FDA Labeling and UDI Essentials for Medical Products

Understanding and complying with the U.S. FDA's stringent requirements for medical product labeling is crucial for manufacturers in the medical device and pharmaceutical industries. The FDA mandates comprehensive labeling standards under 21 CFR 801 to ensure the safety, efficacy, and quality of medical products.

Medical device and pharmaceutical manufacturers must incorporate specific elements related to labeling into their quality assurance (QA) programs to meet Good Manufacturing Practice (GMP) standards. This involves ensuring that labeling meets the requirements of the product's master record concerning content, legibility, placement, and adhesion.
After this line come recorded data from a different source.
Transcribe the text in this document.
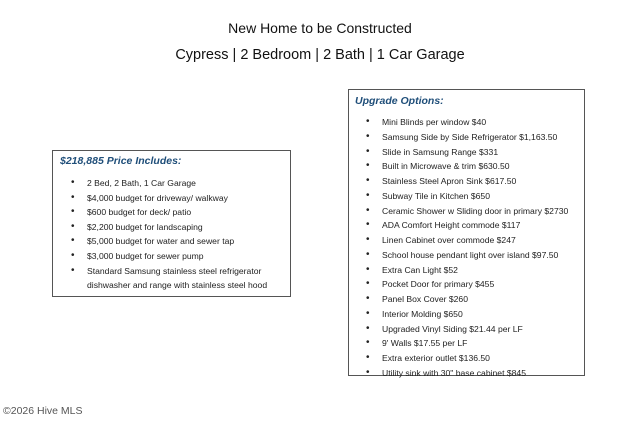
New Home to be Constructed
Cypress | 2 Bedroom | 2 Bath | 1 Car Garage
$218,885 Price Includes:
• 2 Bed, 2 Bath, 1 Car Garage
• $4,000 budget for driveway/ walkway
• $600 budget for deck/ patio
• $2,200 budget for landscaping
• $5,000 budget for water and sewer tap
• $3,000 budget for sewer pump
• Standard Samsung stainless steel refrigerator
dishwasher and range with stainless steel hood
Upgrade Options:
• Mini Blinds per window $40
• Samsung Side by Side Refrigerator $1,163.50
• Slide in Samsung Range $331
• Built in Microwave & trim $630.50
• Stainless Steel Apron Sink $617.50
• Subway Tile in Kitchen $650
• Ceramic Shower w Sliding door in primary $2730
• ADA Comfort Height commode $117
• Linen Cabinet over commode $247
• School house pendant light over island $97.50
• Extra Can Light $52
• Pocket Door for primary $455
• Panel Box Cover $260
• Interior Molding $650
• Upgraded Vinyl Siding $21.44 per LF
• 9' Walls $17.55 per LF
• Extra exterior outlet $136.50
• Utility sink with 30" base cabinet $845
©2026 Hive MLS
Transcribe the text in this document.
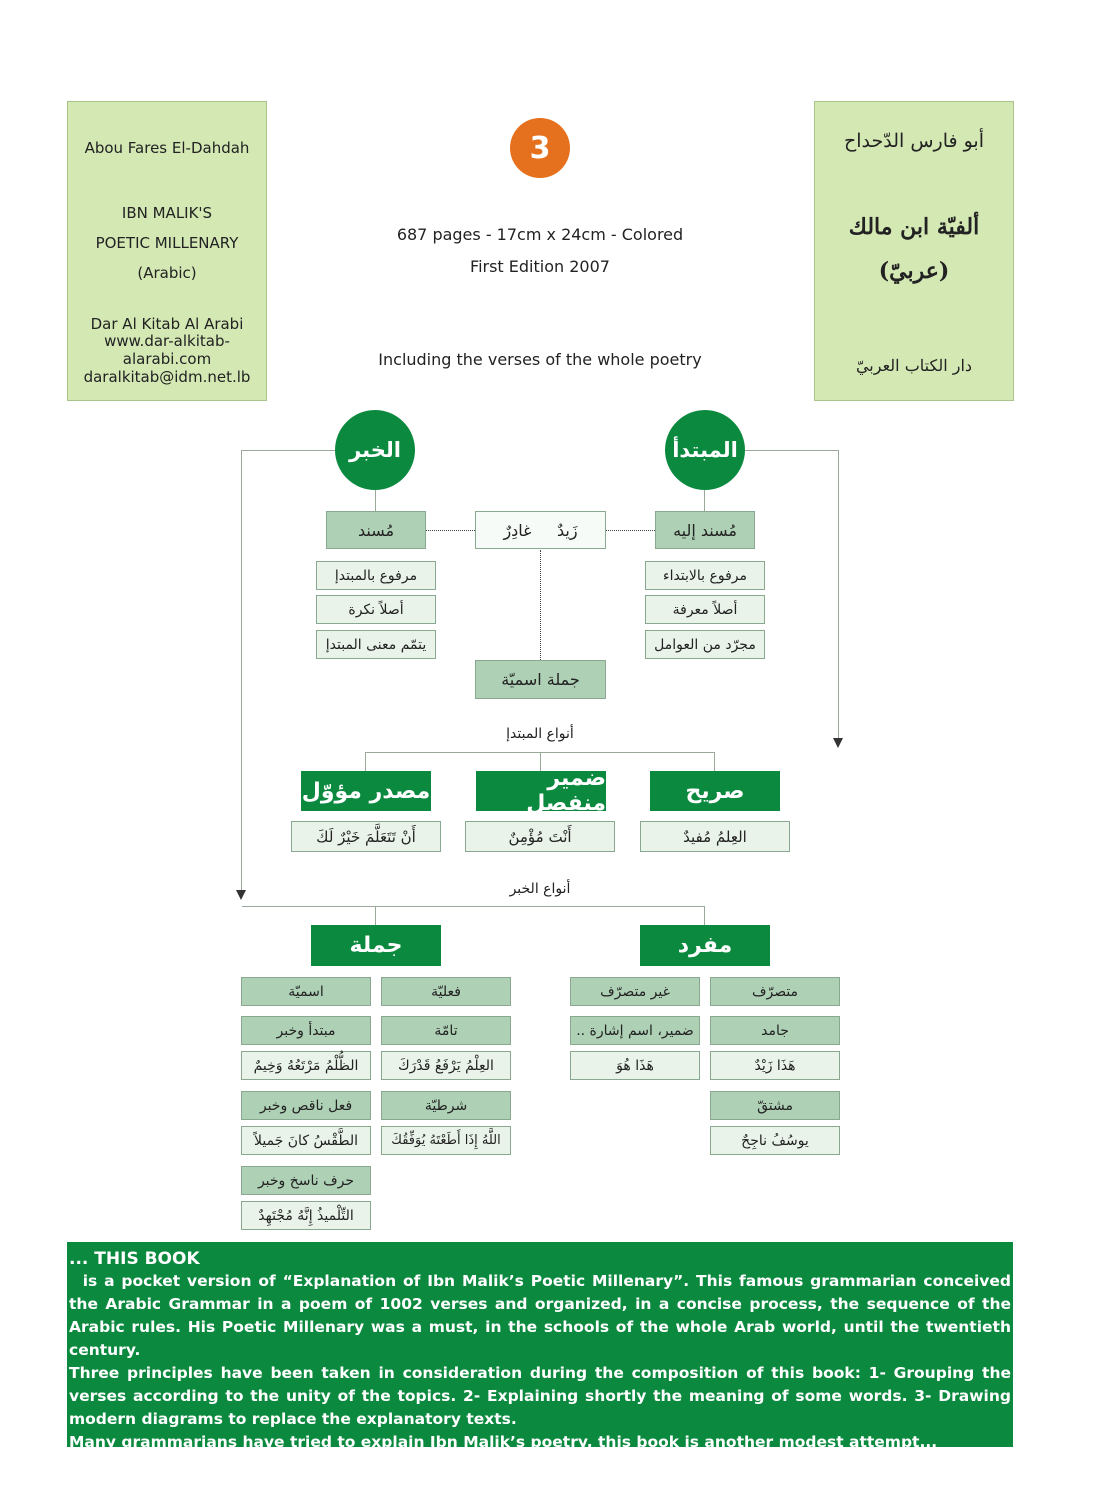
Abou Fares El-Dahdah
IBN MALIK'S
POETIC MILLENARY
(Arabic)
Dar Al Kitab Al Arabi
www.dar-alkitab-
alarabi.com
daralkitab@idm.net.lb
أبو فارس الدّحداح
ألفيّة ابن مالك
(عربيّ)
دار الكتاب العربيّ
3
687 pages - 17cm x 24cm - Colored
First Edition 2007
Including the verses of the whole poetry
الخبر	المبتدأ
مُسند	زَيدٌ     غادِرٌ	مُسند إليه
مرفوع بالمبتدإ
أصلاً نكرة
يتمّم معنى المبتدإ
مرفوع بالابتداء
أصلاً معرفة
مجرّد من العوامل
جملة اسميّة
أنواع المبتدإ
مصدر مؤوّل	ضمير منفصل	صريح
أَنْ تَتَعَلَّمَ خَيْرٌ لَكَ	أَنْتَ مُؤْمِنٌ	العِلمُ مُفيدٌ
أنواع الخبر
جملة	مفرد
اسميّة
مبتدأ وخبر
الظُّلْمُ مَرْتَعُهُ وَخِيمٌ
فعل ناقص وخبر
الطَّقْسُ كانَ جَميلاً
حرف ناسخ وخبر
التِّلْميذُ إِنَّهُ مُجْتَهِدٌ
فعليّة
تامّة
العِلْمُ يَرْفَعُ قَدْرَكَ
شرطيّة
اللَّهُ إِذَا أَطَعْتَهُ يُوَفِّقُكَ
غير متصرّف
ضمير، اسم إشارة ..
هَذَا هُوَ
متصرّف
جامد
هَذَا زَيْدٌ
مشتقّ
يوسُفُ ناجِحٌ
... THIS BOOK

is a pocket version of “Explanation of Ibn Malik’s Poetic Millenary”. This famous grammarian conceived the Arabic Grammar in a poem of 1002 verses and organized, in a concise process, the sequence of the Arabic rules. His Poetic Millenary was a must, in the schools of the whole Arab world, until the twentieth century.

Three principles have been taken in consideration during the composition of this book: 1- Grouping the verses according to the unity of the topics. 2- Explaining shortly the meaning of some words. 3- Drawing modern diagrams to replace the explanatory texts.

Many grammarians have tried to explain Ibn Malik’s poetry, this book is another modest attempt...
Additionally, labeling operations must be controlled to guarantee that the correct labeling is always used. Labeling encompasses equipment labels, control labels, package labels, directions for use, maintenance manuals, and even electronic displays that provide instructions, prompts, cautions, or parameter identifications. Recent Unique Device Identification (UDI) and Global Unique Device Identification Database (GUDID) requirements add further layers of compliance.

Why You Should Attend:

The FDA develops and enforces labeling regulations under the authority granted by laws enacted by Congress. These regulations apply to food, drugs, cosmetics, biologics, radiation-emitting electronic products, and medical devices. This webinar will cover the essential elements from various regulations and guidance documents pertinent to the labeling of medical devices and pharmaceuticals, including the latest UDI/GUDID mandates.

Participants will learn the basic labeling requirements for medical products and the specific requirements for different categories of products. Key topics covered include labeling requirements for medical devices, Investigational Device Exemptions (IDEs), pharmaceuticals, dietary supplements, and over-the-counter (OTC) products. The webinar will address general requirements, issues of misbranding, and specific criteria for each product category, ensuring participants are well-equipped to meet FDA standards.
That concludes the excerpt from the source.